Tak jauh beda, pada 2010 lalu, Barrak Obama bergurau begini, “The Jonas Brothers ada di sini … Sasha dan Malia adalah fans besar mereka. Tapi nak, jangan berpikir macam-macam. Saya punya dua kata untukmu, ‘predator drones.’ Kamu tak akan sempat melihat mereka datang.”
Bagi para politisi yang mengambil keputusan siapa hidup siapa mati, kekerasan pemerintahan adalah candaan besar. Hal ini benar adanya, entah mereka presiden seperti Barrack Obama, atau kandidat calon presiden seperti Ted Cruz.

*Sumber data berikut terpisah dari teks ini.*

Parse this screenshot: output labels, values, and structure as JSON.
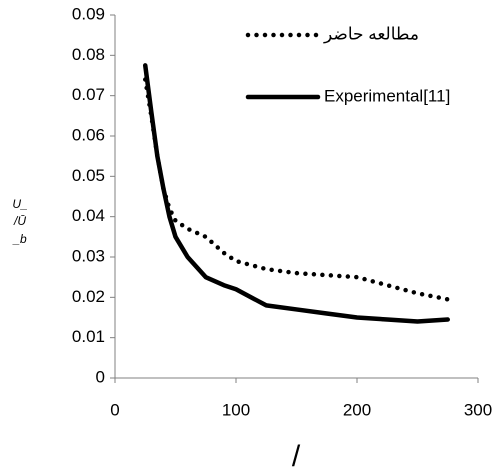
{
  "chart_data": {
    "type": "line",
    "ylabel": [
      "U_",
      "/Ū",
      "_b"
    ],
    "xlabel": "/",
    "x": [
      25,
      30,
      35,
      40,
      45,
      50,
      60,
      75,
      90,
      100,
      125,
      150,
      175,
      200,
      225,
      250,
      275
    ],
    "series": [
      {
        "name": "مطالعه حاضر",
        "color": "#000000",
        "style": "dotted",
        "values": [
          0.074,
          0.065,
          0.055,
          0.047,
          0.042,
          0.039,
          0.037,
          0.035,
          0.031,
          0.029,
          0.027,
          0.026,
          0.0255,
          0.025,
          0.023,
          0.021,
          0.0195
        ]
      },
      {
        "name": "Experimental[11]",
        "color": "#000000",
        "style": "solid",
        "values": [
          0.0775,
          0.066,
          0.055,
          0.047,
          0.04,
          0.035,
          0.03,
          0.025,
          0.023,
          0.022,
          0.018,
          0.017,
          0.016,
          0.015,
          0.0145,
          0.014,
          0.0145
        ]
      }
    ],
    "xlim": [
      0,
      300
    ],
    "xticks": [
      0,
      100,
      200,
      300
    ],
    "ylim": [
      0,
      0.09
    ],
    "yticks": [
      0,
      0.01,
      0.02,
      0.03,
      0.04,
      0.05,
      0.06,
      0.07,
      0.08,
      0.09
    ],
    "legend": "top-right"
  }
}
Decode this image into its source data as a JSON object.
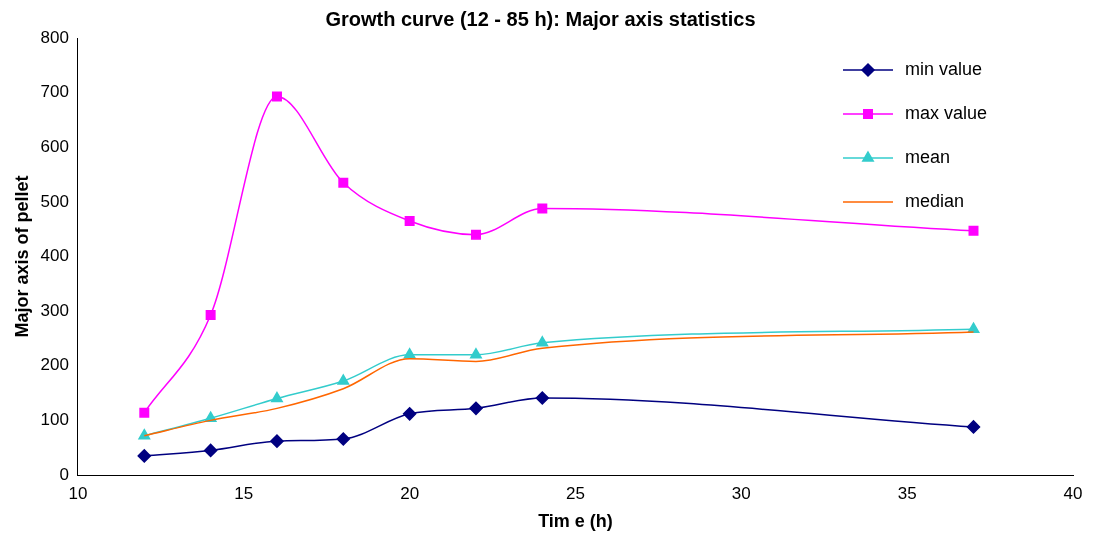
{
  "chart_data": {
    "type": "line",
    "title": "Growth curve (12 - 85 h): Major axis statistics",
    "xlabel": "Tim e (h)",
    "ylabel": "Major axis of pellet",
    "x": [
      12,
      14,
      16,
      18,
      20,
      22,
      24,
      37
    ],
    "series": [
      {
        "name": "min value",
        "color": "#000080",
        "marker": "diamond",
        "values": [
          35,
          45,
          62,
          66,
          112,
          122,
          141,
          88
        ]
      },
      {
        "name": "max value",
        "color": "#ff00ff",
        "marker": "square",
        "values": [
          114,
          293,
          693,
          535,
          465,
          440,
          488,
          447
        ]
      },
      {
        "name": "mean",
        "color": "#33cccc",
        "marker": "triangle",
        "values": [
          72,
          104,
          140,
          172,
          220,
          220,
          242,
          267
        ]
      },
      {
        "name": "median",
        "color": "#ff6600",
        "marker": "none",
        "values": [
          72,
          100,
          122,
          158,
          213,
          208,
          232,
          262
        ]
      }
    ],
    "xlim": [
      10,
      40
    ],
    "xticks": [
      10,
      15,
      20,
      25,
      30,
      35,
      40
    ],
    "ylim": [
      0,
      800
    ],
    "yticks": [
      0,
      100,
      200,
      300,
      400,
      500,
      600,
      700,
      800
    ],
    "grid": false,
    "legend": "top right",
    "line_style": "solid"
  }
}
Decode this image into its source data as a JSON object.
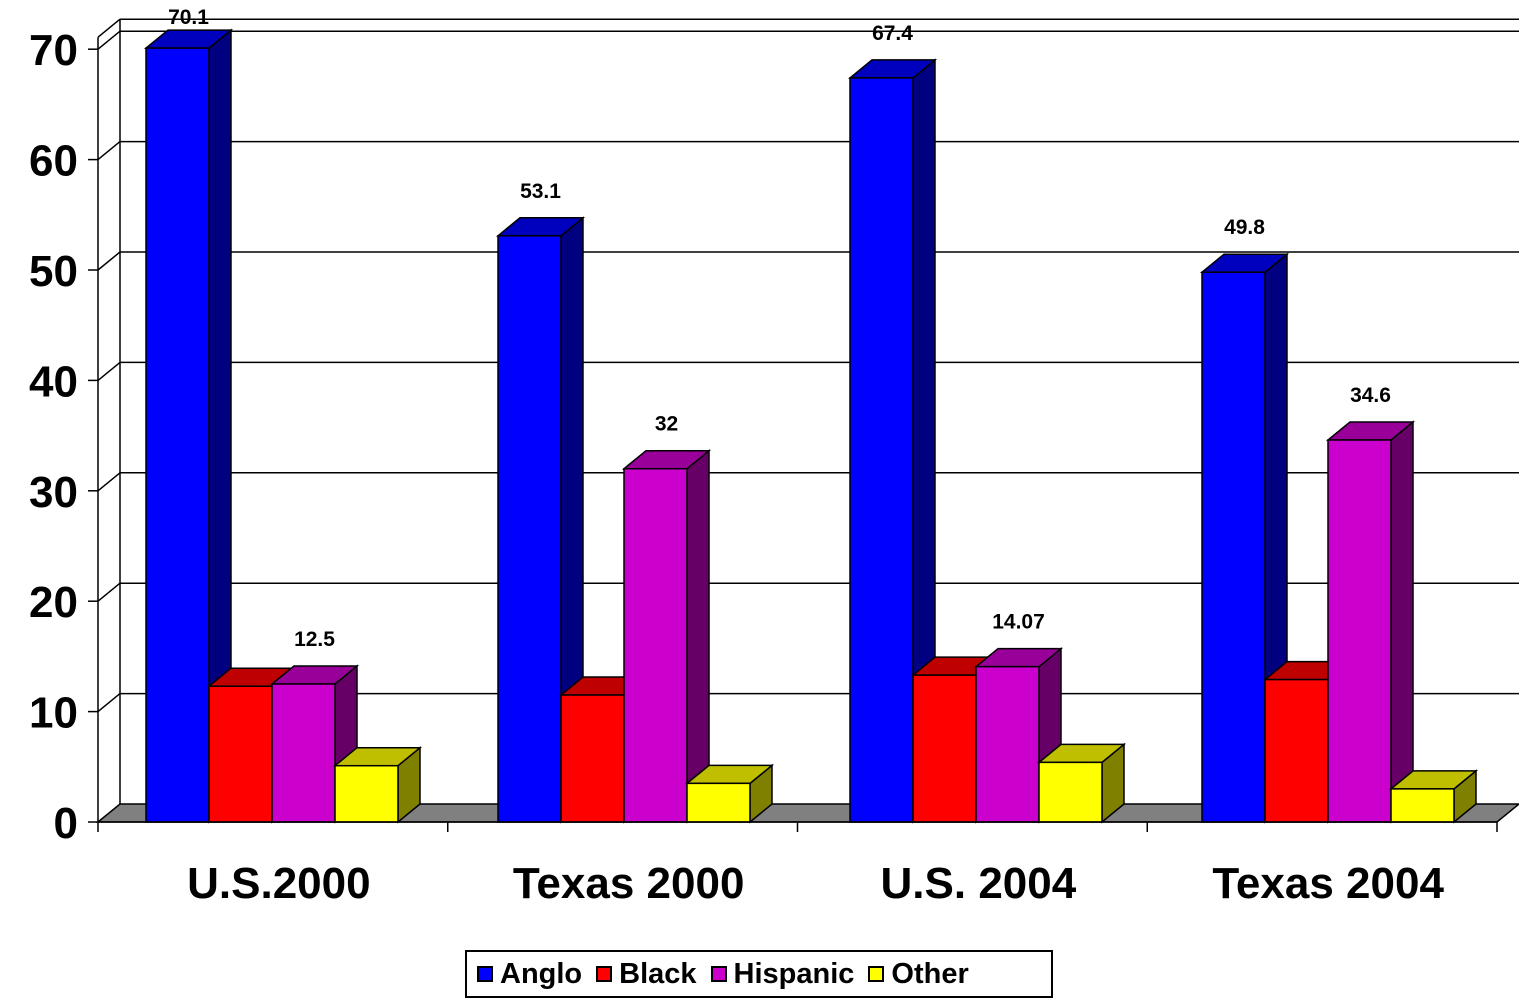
{
  "chart_data": {
    "type": "bar",
    "categories": [
      "U.S.2000",
      "Texas 2000",
      "U.S. 2004",
      "Texas 2004"
    ],
    "series": [
      {
        "name": "Anglo",
        "color": "#0000ff",
        "values": [
          70.1,
          53.1,
          67.4,
          49.8
        ]
      },
      {
        "name": "Black",
        "color": "#ff0000",
        "values": [
          12.3,
          11.5,
          13.3,
          12.9
        ]
      },
      {
        "name": "Hispanic",
        "color": "#cc00cc",
        "values": [
          12.5,
          32,
          14.07,
          34.6
        ]
      },
      {
        "name": "Other",
        "color": "#ffff00",
        "values": [
          5.1,
          3.5,
          5.4,
          3.0
        ]
      }
    ],
    "data_labels": [
      {
        "series": "Anglo",
        "category": "U.S.2000",
        "text": "70.1"
      },
      {
        "series": "Anglo",
        "category": "Texas 2000",
        "text": "53.1"
      },
      {
        "series": "Anglo",
        "category": "U.S. 2004",
        "text": "67.4"
      },
      {
        "series": "Anglo",
        "category": "Texas 2004",
        "text": "49.8"
      },
      {
        "series": "Hispanic",
        "category": "U.S.2000",
        "text": "12.5"
      },
      {
        "series": "Hispanic",
        "category": "Texas 2000",
        "text": "32"
      },
      {
        "series": "Hispanic",
        "category": "U.S. 2004",
        "text": "14.07"
      },
      {
        "series": "Hispanic",
        "category": "Texas 2004",
        "text": "34.6"
      }
    ],
    "yticks": [
      "0",
      "10",
      "20",
      "30",
      "40",
      "50",
      "60",
      "70"
    ],
    "ylim": [
      0,
      70
    ],
    "title": "",
    "xlabel": "",
    "ylabel": "",
    "grid": true,
    "legend_position": "bottom",
    "style": "3d-clustered-column",
    "colors": {
      "floor": "#808080",
      "gridline": "#000000",
      "background": "#ffffff"
    }
  }
}
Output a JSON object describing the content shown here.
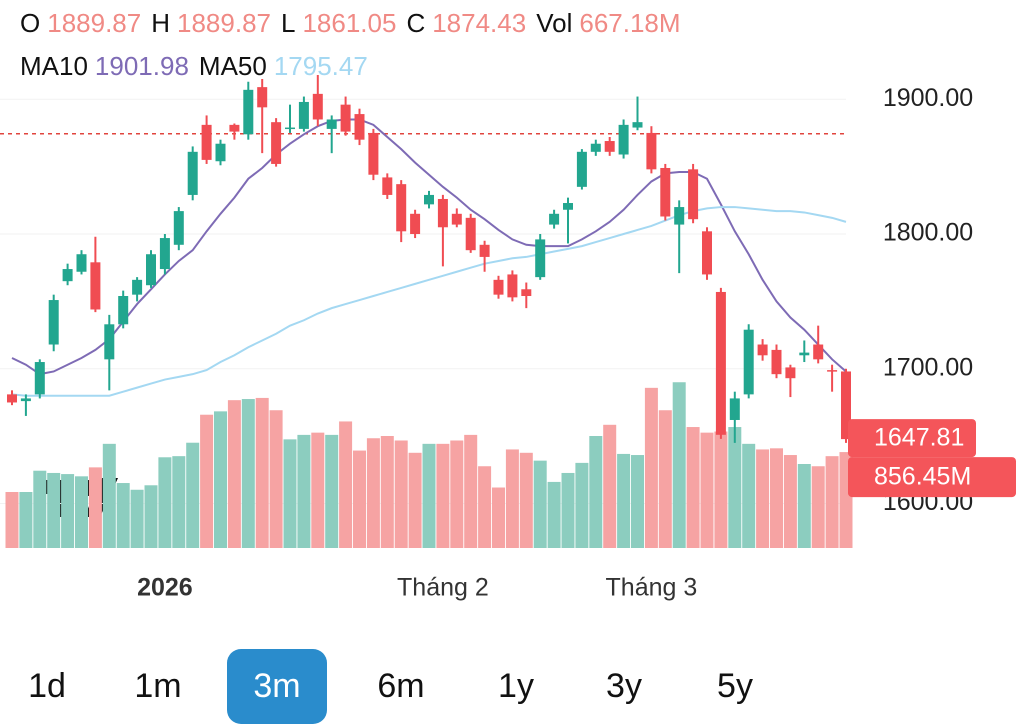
{
  "chart_data": {
    "type": "candlestick",
    "legend_ohlc": [
      {
        "label": "O",
        "value": "1889.87"
      },
      {
        "label": "H",
        "value": "1889.87"
      },
      {
        "label": "L",
        "value": "1861.05"
      },
      {
        "label": "C",
        "value": "1874.43"
      },
      {
        "label": "Vol",
        "value": "667.18M"
      }
    ],
    "legend_ma": [
      "1901.98",
      "1795.47"
    ],
    "categories": [
      null,
      null,
      null,
      null,
      null,
      null,
      null,
      null,
      null,
      null,
      null,
      "2026",
      null,
      null,
      null,
      null,
      null,
      null,
      null,
      null,
      null,
      null,
      null,
      null,
      null,
      null,
      null,
      null,
      null,
      null,
      null,
      "Tháng 2",
      null,
      null,
      null,
      null,
      null,
      null,
      null,
      null,
      null,
      null,
      null,
      null,
      null,
      null,
      "Tháng 3",
      null,
      null,
      null,
      null,
      null,
      null,
      null,
      null,
      null,
      null,
      null,
      null,
      null,
      null
    ],
    "open": [
      1681,
      1676,
      1681,
      1718,
      1765,
      1772,
      1779,
      1707,
      1733,
      1755,
      1762,
      1774,
      1792,
      1829,
      1881,
      1854,
      1881,
      1874,
      1909,
      1883,
      1878,
      1878,
      1904,
      1878,
      1896,
      1889,
      1875,
      1842,
      1837,
      1815,
      1822,
      1826,
      1815,
      1812,
      1792,
      1766,
      1770,
      1759,
      1768,
      1807,
      1818,
      1835,
      1861,
      1869,
      1859,
      1879,
      1875,
      1849,
      1807,
      1848,
      1802,
      1757,
      1662,
      1681,
      1718,
      1714,
      1701,
      1710,
      1718,
      1699,
      1698
    ],
    "high": [
      1684,
      1681,
      1707,
      1755,
      1778,
      1788,
      1798,
      1740,
      1758,
      1768,
      1788,
      1800,
      1820,
      1865,
      1888,
      1870,
      1882,
      1913,
      1915,
      1886,
      1896,
      1902,
      1918,
      1888,
      1902,
      1893,
      1878,
      1845,
      1840,
      1818,
      1832,
      1829,
      1819,
      1815,
      1795,
      1769,
      1773,
      1764,
      1800,
      1818,
      1827,
      1863,
      1870,
      1872,
      1885,
      1902,
      1880,
      1852,
      1825,
      1852,
      1805,
      1760,
      1683,
      1733,
      1722,
      1718,
      1703,
      1721,
      1732,
      1703,
      1700
    ],
    "low": [
      1673,
      1665,
      1678,
      1713,
      1762,
      1770,
      1742,
      1684,
      1730,
      1750,
      1760,
      1770,
      1788,
      1825,
      1852,
      1851,
      1870,
      1870,
      1860,
      1850,
      1875,
      1876,
      1880,
      1860,
      1873,
      1866,
      1840,
      1826,
      1794,
      1797,
      1819,
      1776,
      1805,
      1786,
      1772,
      1752,
      1750,
      1745,
      1766,
      1804,
      1793,
      1833,
      1858,
      1858,
      1856,
      1877,
      1845,
      1810,
      1771,
      1808,
      1766,
      1648,
      1645,
      1678,
      1706,
      1693,
      1679,
      1705,
      1704,
      1683,
      1645
    ],
    "close": [
      1675,
      1678,
      1705,
      1751,
      1774,
      1785,
      1744,
      1733,
      1754,
      1766,
      1785,
      1797,
      1817,
      1861,
      1855,
      1867,
      1876,
      1907,
      1894,
      1852,
      1879,
      1898,
      1885,
      1885,
      1876,
      1870,
      1844,
      1829,
      1802,
      1800,
      1829,
      1805,
      1807,
      1788,
      1783,
      1755,
      1753,
      1754,
      1796,
      1815,
      1823,
      1861,
      1867,
      1861,
      1881,
      1883,
      1848,
      1813,
      1820,
      1811,
      1770,
      1651,
      1678,
      1729,
      1710,
      1696,
      1693,
      1712,
      1707,
      1698,
      1647.81
    ],
    "volume": [
      500,
      500,
      690,
      670,
      660,
      640,
      720,
      930,
      580,
      520,
      560,
      810,
      820,
      940,
      1190,
      1220,
      1320,
      1330,
      1340,
      1230,
      970,
      1010,
      1030,
      1010,
      1130,
      870,
      980,
      1000,
      960,
      850,
      930,
      930,
      960,
      1010,
      730,
      540,
      880,
      850,
      780,
      590,
      670,
      760,
      1000,
      1100,
      840,
      830,
      1430,
      1230,
      1480,
      1080,
      1030,
      1040,
      1080,
      930,
      880,
      890,
      830,
      750,
      730,
      820,
      856.45
    ],
    "series": [
      {
        "name": "MA10",
        "color": "#7e6bb5",
        "values": [
          1708,
          1703,
          1696,
          1698,
          1703,
          1708,
          1714,
          1722,
          1735,
          1748,
          1759,
          1770,
          1780,
          1788,
          1802,
          1815,
          1827,
          1841,
          1849,
          1859,
          1867,
          1874,
          1880,
          1884,
          1885,
          1885,
          1881,
          1872,
          1863,
          1853,
          1844,
          1835,
          1827,
          1818,
          1811,
          1803,
          1796,
          1792,
          1791,
          1791,
          1791,
          1796,
          1802,
          1809,
          1818,
          1829,
          1839,
          1845,
          1846,
          1846,
          1841,
          1822,
          1802,
          1785,
          1766,
          1750,
          1738,
          1729,
          1718,
          1707,
          1698
        ]
      },
      {
        "name": "MA50",
        "color": "#a4d8f2",
        "values": [
          1681,
          1680,
          1680,
          1680,
          1680,
          1680,
          1680,
          1680,
          1683,
          1686,
          1689,
          1692,
          1694,
          1696,
          1699,
          1705,
          1710,
          1716,
          1721,
          1726,
          1732,
          1736,
          1741,
          1745,
          1748,
          1751,
          1754,
          1757,
          1760,
          1763,
          1766,
          1769,
          1772,
          1775,
          1778,
          1780,
          1782,
          1783,
          1785,
          1787,
          1789,
          1791,
          1794,
          1797,
          1800,
          1803,
          1806,
          1810,
          1814,
          1817,
          1819,
          1820,
          1820,
          1819,
          1818,
          1817,
          1817,
          1816,
          1814,
          1812,
          1809
        ]
      }
    ],
    "up_color": "#22a68f",
    "down_color": "#f04c52",
    "up_volume_color": "#8ccdbf",
    "down_volume_color": "#f6a3a3",
    "reference_line": 1874.43,
    "last_price_label": "1647.81",
    "last_volume_label": "856.45M",
    "ylim": [
      1567,
      1918
    ],
    "yticks": [
      {
        "value": 1600,
        "label": "1600.00"
      },
      {
        "value": 1700,
        "label": "1700.00"
      },
      {
        "value": 1800,
        "label": "1800.00"
      },
      {
        "value": 1900,
        "label": "1900.00"
      }
    ],
    "grid": true
  },
  "range_buttons": [
    "1d",
    "1m",
    "3m",
    "6m",
    "1y",
    "3y",
    "5y"
  ],
  "selected_range": 2
}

Mereka membunuh tanpa belas kasihan, mereka bangga atas intervensi celaka mereka, dan mereka bersenda gurau di televisi nasional tentang kekerasan yang telah atau akan mereka lakukan kepada pihak-pihak tak berdosa di luar negeri mereka.
Jika seorang warga negara secara pribadi membunuh dan membicarakan kekerasannya dengan cara seperti itu, ia akan dianggap sebagai orang yang berbahaya. Orang seperti itu minimal akan dikucilkan, atau lebih mungkin lagi diberi kurungan seumur hidup.
Tapi insentif dalam politik berbeda. Sistem politik kita memberikan insentif kepada para pemimpin untuk menewaskan orang-orang tak berdosa di luar negeri. Memamerkan kebijakan agresif seperti itu memberikan citra garang saat pemilu. Sementara itu, ketika melakukan pembantaian saat menjabat, dapat memberikan kesan kepada publik bahwa hal tersebut dilakukan demi keamanan rakyat. Sekali mengikuti insentif seperti itu, merasionalisasi pembantaian yang dilakukan adalah cara yang jauh lebih mudah untuk dapat tidur pada malam hari dibandingkan dengan secara serius merenungi nyawa-nyawa yang telah diambil. Lebih baik tidur nyenyak dan bercitra garang di mata yang rakyat yang dipimpin daripada memikirkan ulang segala perbuatannya.
Sistem politik kita menguasakan orang untuk membunuh. Mendukung mereka untuk membantai dengan gegabah, tanpa pikir panjang, dan tanpa belas kasih. Negara adalah sebuah sistem yang memungkinkan orang menjadi pembunuh kejam.